Similarly, you may have an incoming "Email Sent" event from your email marketing tool that is not from a browser, and has no cookie. This event has an email address--another major identifier. Woopra needs to eventually (when the person signs in with that email address on their browser with that cookie they had in the past) be able to consider the actions performed by cookie 1, cookie 2, and email 1 all to belong to the same profile.
Woopra's profile ID system adds a dimension to traditional database identifiers by allowing multiple different identifier fields. The ID fields exist in a hierarchy, and are stored in their own database that associates or "maps" person profiles to the values of various identifiers in the ID hierarchy that have been given to a person.
In Computer Science, a Map or Mapping, (or hash map) is a data structure that associates values. Again you can think of a map as a two-column table, with each row containing values considered to be related. Similarly to how a geographical map can help you get from point A to point B, Woopra's data structure map of identifiers can help you get from one identifier, say a person's email to another, like a browser cookie.
When it comes down to it, an identifier is a visitor property with some special behavior.
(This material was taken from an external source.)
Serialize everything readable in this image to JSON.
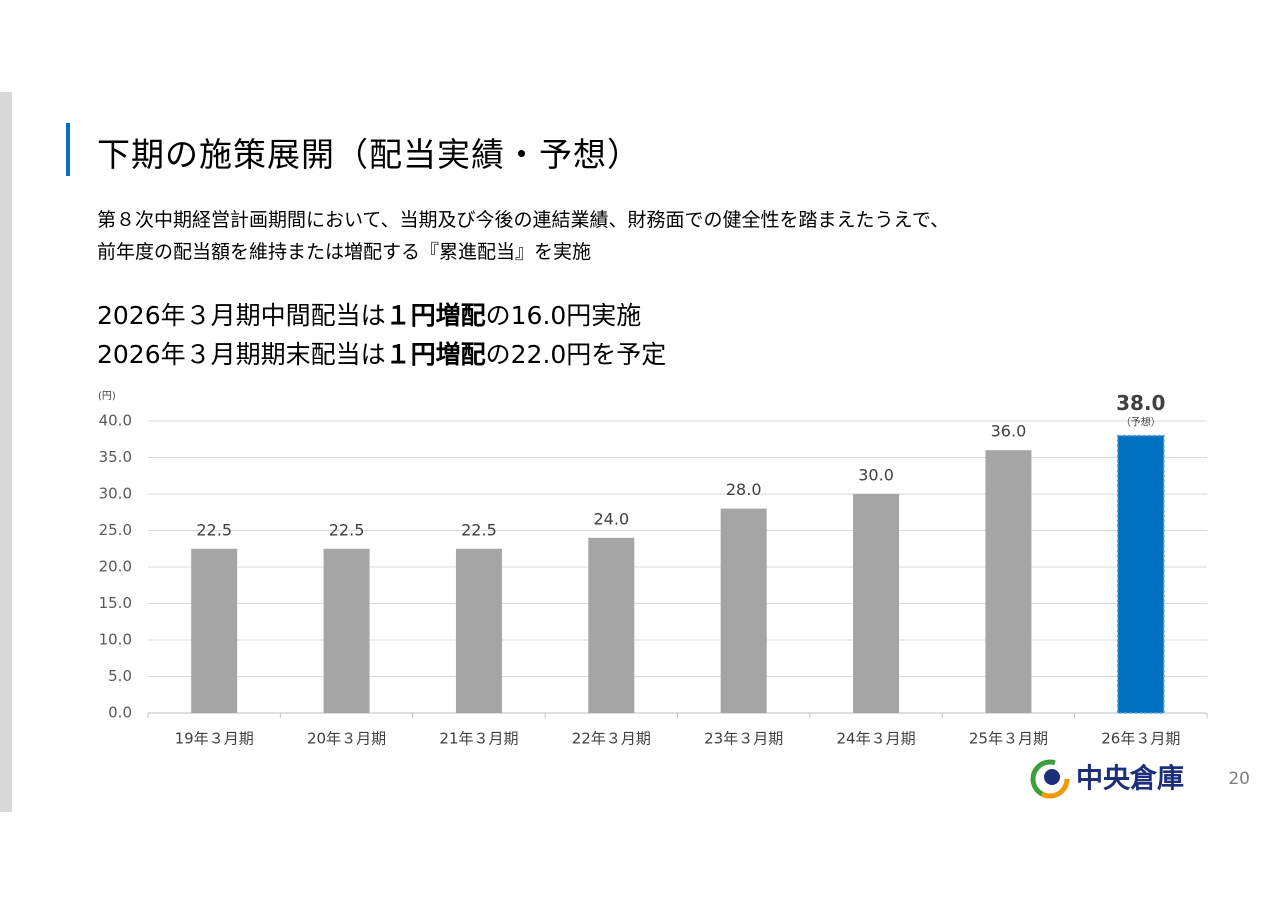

There are a number of different identifiers that it makes sense to use in the context of customer data. Woopra has a few of these pre-defined in all Woopra instances. Here they are in increasing position in the ID hierarchy:
- Browser cookie --The Lowest order id.
- Any Custom Identifiers ...
- Email Address
- ID (cv_id, external database id)
While the above values are built-in to the Woopra system, Woopra is not limited to a predetermined set of Identifiers. In fact, enterprise users can define custom unique identifiers as well. This allows you to use identifiers from external contact management systems, for instance.
Also, some integrations, for example those that send phone events to your Woopra (Sonar, Bellgram, Ringostat, Routee) will create custom identifiers for you, like a phone number. This way, when a track request comes in saying that a person with phone number 239-4567 sent a text to your support team, the Woopra system can determine to which profile this event belongs.
As mentioned above, Woopra maintains a hierarchy of multiple identifiers and has an entire sub-system dedicated to maintaining the mappings between them. The hierarchy itself determines which identifier takes precedence in determining which profile is referenced.
The first and most obvious thing that the ID system needs to do is to determine the profile on which a newly tracked event should go. A tracking event must come in with at least one visitor identifier, or else it will be dropped on the grounds that Woopra cannot know who did the event. This identifier is submitted to the ID system and the ID system returns the profile to which that event logically belongs.
If there are multiple identifiers on a track request, two things happen. First, Woopra selects the highest-order identifier from the ID hierarchy, and submits it to the ID system to find the appropriate profile as normal. Second, Woopra tells the ID system that these two identifiers should point to the same profile, and a cascade of updates in the system are possible.
First, the two IDs are mapped in the ID system. So, for instance, the system notes that cookie
abcd123 and email
email@example.com belong to the same user and should point to the same profile. From now on, a tracked event with either one of these IDs--whether or not the other ID is present--will go to this profile.
Then, if this mapping is new, the system looks to see if each ID previously pointed to its own separate profile. If so, a profile merge occurs. This can be a very complex process and it is not really reversible.